There is always exactly one irreducible offline root secret; here it is the
Vaultwarden master password. Mirroring Vaultwarden onto `ubongo` is rejected: it
would make the control node run a service (against its remit) and still need that
master password.
> verified: rbw offline-cache decryption · rbw 1.15.0 on ubongo · with the Vaultwarden
> host blocked, `rbw sync` failed but `rbw get` decrypted the cached vault offline ·
> 2026-06-11
## Consequences
- The control node is physical compute outside the cluster, so it appears in
`docs/hardware/reference.md` even though it is not a cluster node (ADR-012).
- All testing (Molecule, lint, staging/external) runs on `ubongo` (ADR-008).
- A future **service-UI acceptance** testing level (Claude driving a headless browser
against a deployed service) is anticipated; `ubongo` is sized for it. The harness
is a separate spec.
## Deferred (separate specs / discussions)
1. **Mesh VPN choice — RESOLVED (ADR-016):** NetBird, self-hosted on `askari`
(off-site, so it survives a homelab outage and stays out of the cluster it
administers). Replaces ADR-007's OPNsense WireGuard.

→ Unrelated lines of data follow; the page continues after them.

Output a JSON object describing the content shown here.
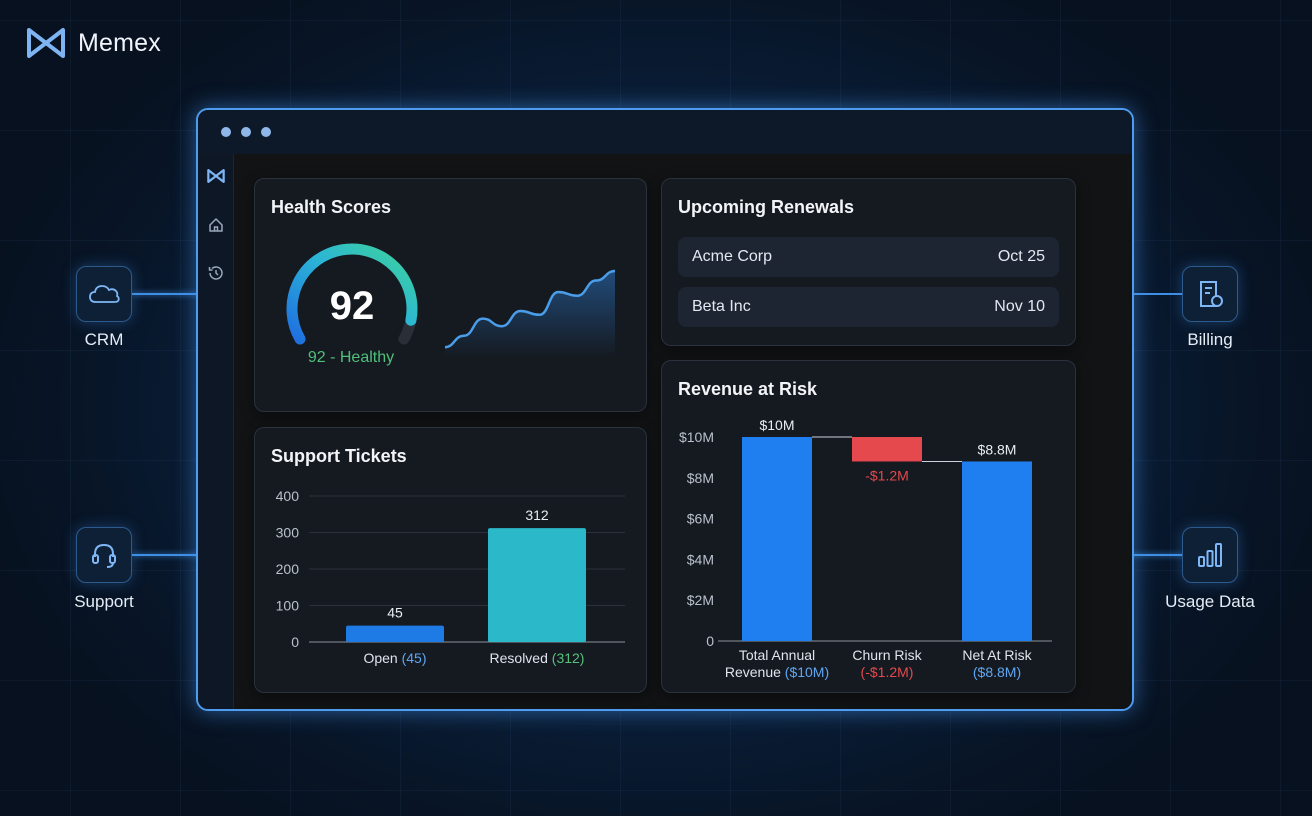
{
  "brand": {
    "name": "Memex"
  },
  "sources": {
    "crm": {
      "label": "CRM",
      "icon": "cloud-icon"
    },
    "support": {
      "label": "Support",
      "icon": "headset-icon"
    },
    "billing": {
      "label": "Billing",
      "icon": "invoice-icon"
    },
    "usage": {
      "label": "Usage Data",
      "icon": "bar-chart-icon"
    }
  },
  "sidebar": {
    "icons": [
      "memex-logo-icon",
      "home-icon",
      "history-icon"
    ]
  },
  "health": {
    "title": "Health Scores",
    "score": "92",
    "status": "92 - Healthy",
    "gauge_fraction": 0.92,
    "trend": [
      2,
      8,
      17,
      13,
      21,
      19,
      31,
      29,
      37,
      42
    ]
  },
  "renewals": {
    "title": "Upcoming Renewals",
    "items": [
      {
        "name": "Acme Corp",
        "date": "Oct 25"
      },
      {
        "name": "Beta Inc",
        "date": "Nov 10"
      }
    ]
  },
  "colors": {
    "accent": "#3f8fe6",
    "open_bar": "#1e7be6",
    "resolved_bar": "#2bb8c9",
    "waterfall_blue": "#1f7ff0",
    "waterfall_red": "#e5484d",
    "healthy_green": "#4fbf7a"
  },
  "chart_data": [
    {
      "type": "bar",
      "title": "Support Tickets",
      "categories": [
        "Open",
        "Resolved"
      ],
      "category_suffix": [
        "(45)",
        "(312)"
      ],
      "values": [
        45,
        312
      ],
      "data_labels": [
        "45",
        "312"
      ],
      "ylim": [
        0,
        400
      ],
      "yticks": [
        "0",
        "100",
        "200",
        "300",
        "400"
      ],
      "grid": true
    },
    {
      "type": "bar",
      "subtype": "waterfall",
      "title": "Revenue at Risk",
      "categories": [
        [
          "Total Annual",
          "Revenue"
        ],
        [
          "Churn Risk"
        ],
        [
          "Net At Risk"
        ]
      ],
      "category_suffix": [
        "($10M)",
        "(-$1.2M)",
        "($8.8M)"
      ],
      "values": [
        10,
        -1.2,
        8.8
      ],
      "data_labels": [
        "$10M",
        "-$1.2M",
        "$8.8M"
      ],
      "ylim": [
        0,
        10
      ],
      "yticks": [
        "0",
        "$2M",
        "$4M",
        "$6M",
        "$8M",
        "$10M"
      ],
      "grid": true
    }
  ]
}
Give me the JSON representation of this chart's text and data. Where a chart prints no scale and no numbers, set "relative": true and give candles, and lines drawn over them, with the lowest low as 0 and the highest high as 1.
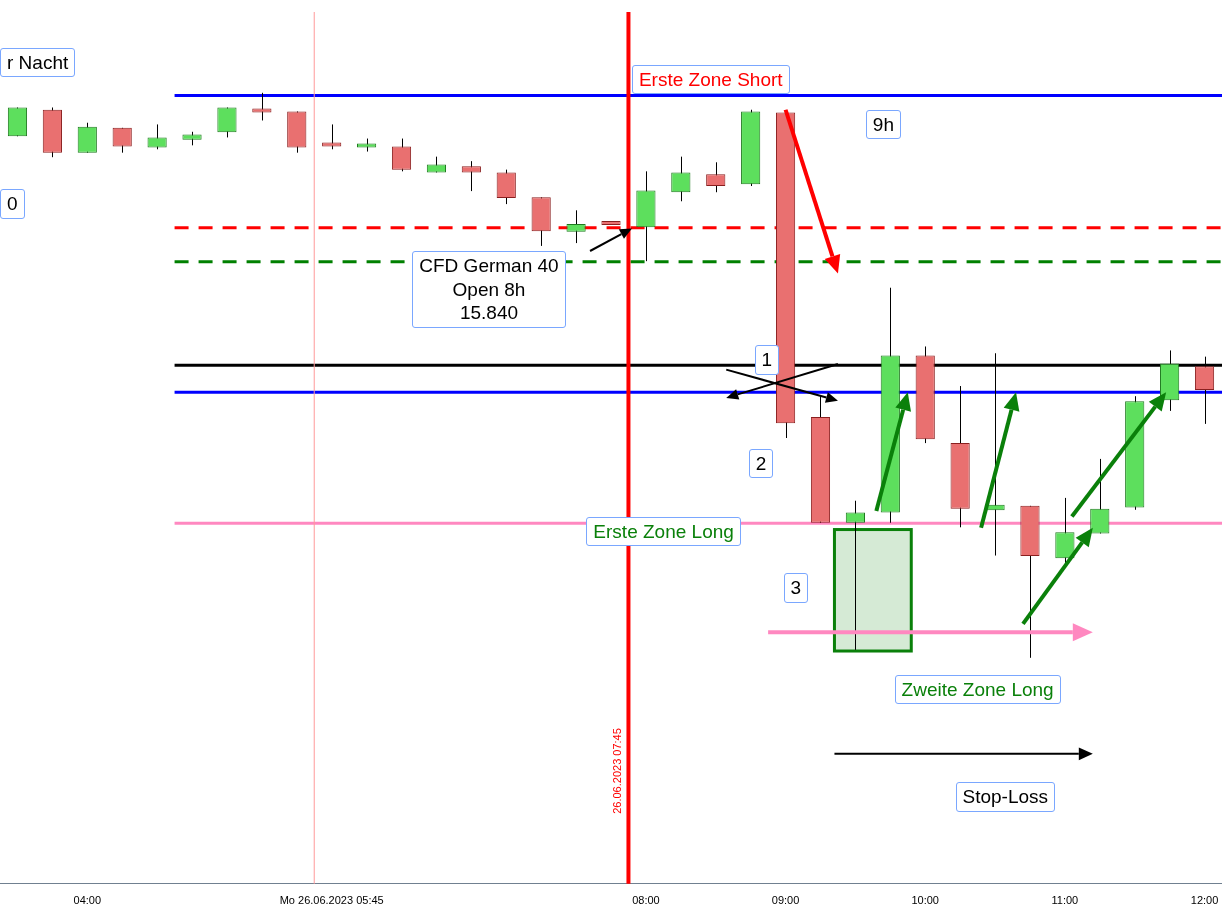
{
  "chart_data": {
    "type": "candlestick",
    "relative": true,
    "categories": [
      null,
      null,
      "04:00",
      null,
      null,
      null,
      null,
      null,
      null,
      "Mo 26.06.2023 05:45",
      null,
      null,
      null,
      null,
      null,
      null,
      null,
      null,
      "08:00",
      null,
      null,
      null,
      "09:00",
      null,
      null,
      null,
      "10:00",
      null,
      null,
      null,
      "11:00",
      null,
      null,
      null,
      "12:00"
    ],
    "ohlc": [
      [
        0.923,
        0.974,
        0.923,
        0.974
      ],
      [
        0.97,
        0.974,
        0.886,
        0.894
      ],
      [
        0.894,
        0.947,
        0.894,
        0.94
      ],
      [
        0.938,
        0.938,
        0.894,
        0.905
      ],
      [
        0.903,
        0.944,
        0.9,
        0.921
      ],
      [
        0.917,
        0.931,
        0.907,
        0.926
      ],
      [
        0.93,
        0.974,
        0.921,
        0.974
      ],
      [
        0.97,
        1.0,
        0.951,
        0.965
      ],
      [
        0.967,
        0.967,
        0.894,
        0.903
      ],
      [
        0.907,
        0.944,
        0.9,
        0.905
      ],
      [
        0.903,
        0.919,
        0.896,
        0.908
      ],
      [
        0.905,
        0.919,
        0.861,
        0.864
      ],
      [
        0.859,
        0.887,
        0.859,
        0.873
      ],
      [
        0.87,
        0.879,
        0.826,
        0.859
      ],
      [
        0.859,
        0.864,
        0.803,
        0.814
      ],
      [
        0.815,
        0.815,
        0.729,
        0.755
      ],
      [
        0.754,
        0.792,
        0.734,
        0.768
      ],
      [
        0.769,
        0.769,
        0.766,
        0.766
      ],
      [
        0.762,
        0.861,
        0.702,
        0.827
      ],
      [
        0.824,
        0.887,
        0.808,
        0.859
      ],
      [
        0.856,
        0.877,
        0.824,
        0.835
      ],
      [
        0.838,
        0.97,
        0.835,
        0.967
      ],
      [
        0.965,
        0.965,
        0.389,
        0.415
      ],
      [
        0.426,
        0.465,
        0.239,
        0.239
      ],
      [
        0.239,
        0.278,
        0.014,
        0.257
      ],
      [
        0.257,
        0.655,
        0.239,
        0.535
      ],
      [
        0.535,
        0.551,
        0.38,
        0.387
      ],
      [
        0.38,
        0.481,
        0.231,
        0.264
      ],
      [
        0.261,
        0.539,
        0.181,
        0.271
      ],
      [
        0.269,
        0.269,
        0,
        0.18
      ],
      [
        0.176,
        0.283,
        0.165,
        0.222
      ],
      [
        0.22,
        0.352,
        0.22,
        0.264
      ],
      [
        0.266,
        0.463,
        0.262,
        0.454
      ],
      [
        0.456,
        0.544,
        0.437,
        0.521
      ],
      [
        0.516,
        0.533,
        0.414,
        0.474
      ]
    ],
    "ref_lines": [
      {
        "axis": "y",
        "value": 0.995,
        "color": "#0000ff",
        "line_style": "solid"
      },
      {
        "axis": "y",
        "value": 0.761,
        "color": "#ff0000",
        "line_style": "dashed"
      },
      {
        "axis": "y",
        "value": 0.701,
        "color": "#008000",
        "line_style": "dashed"
      },
      {
        "axis": "y",
        "value": 0.518,
        "color": "#000000",
        "line_style": "solid"
      },
      {
        "axis": "y",
        "value": 0.47,
        "color": "#0000ff",
        "line_style": "solid"
      },
      {
        "axis": "y",
        "value": 0.238,
        "color": "#ff88c0",
        "line_style": "solid"
      },
      {
        "axis": "x",
        "value": "08:00",
        "label": "26.06.2023 07:45",
        "color": "#ff0000",
        "line_style": "solid"
      },
      {
        "axis": "x",
        "value": "Mo 26.06.2023 05:45",
        "color": "#ff9999",
        "line_style": "solid"
      }
    ],
    "annotations": [
      "r Nacht",
      "Erste Zone Short",
      "9h",
      "0",
      "CFD German 40\nOpen 8h\n15.840",
      {
        "text": "1",
        "x": "09:00",
        "y": 0.49
      },
      "2",
      "3",
      "Erste Zone Long",
      "Zweite Zone Long",
      "Stop-Loss"
    ]
  }
}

2. **Browser-E2E verification harness — RESOLVED (ADR-017):** Claude-driven
exploratory service-UI verification (`/verify-service`, ADR-008 Level 4), against
staging with test users in Authentik. Design + skill + standards complete; running
deferred on the stack.
3. **`rbw` offline-cache verification — RESOLVED (2026-06-11 build):** confirmed offline
cache decryption on rbw 1.15.0 — `rbw sync` fails with Vaultwarden unreachable while
`rbw get` still decrypts from the local cache (ADR-014).
## What was ruled out
| Option | Reason |
|---|---|
| Keep control node as a cluster VM | Fails cold-start, recovery, always-on. |
| Laptop-only (`mamba` for everything) | Fails always-on. Retained as break-glass backup. |
| Split roles (control VM + thin jump box) | Two toolchains, split control plane, heavy testing back on a cluster VM. |
| Mirror Vaultwarden onto `ubongo` | Control node would run a service; still needs the master password. |
| Self-hosted mesh coordinator on the cluster | Recreates the chicken-and-egg. |
| Raspberry Pi | Chokes running Docker + Chromium + toolchain together. |
## Related
ADR-001 (architecture), ADR-005 (bootstrapping), ADR-008 (testing),
ADR-009 (provisioning handoff), ADR-012 (hardware/capacity), ADR-002 (security).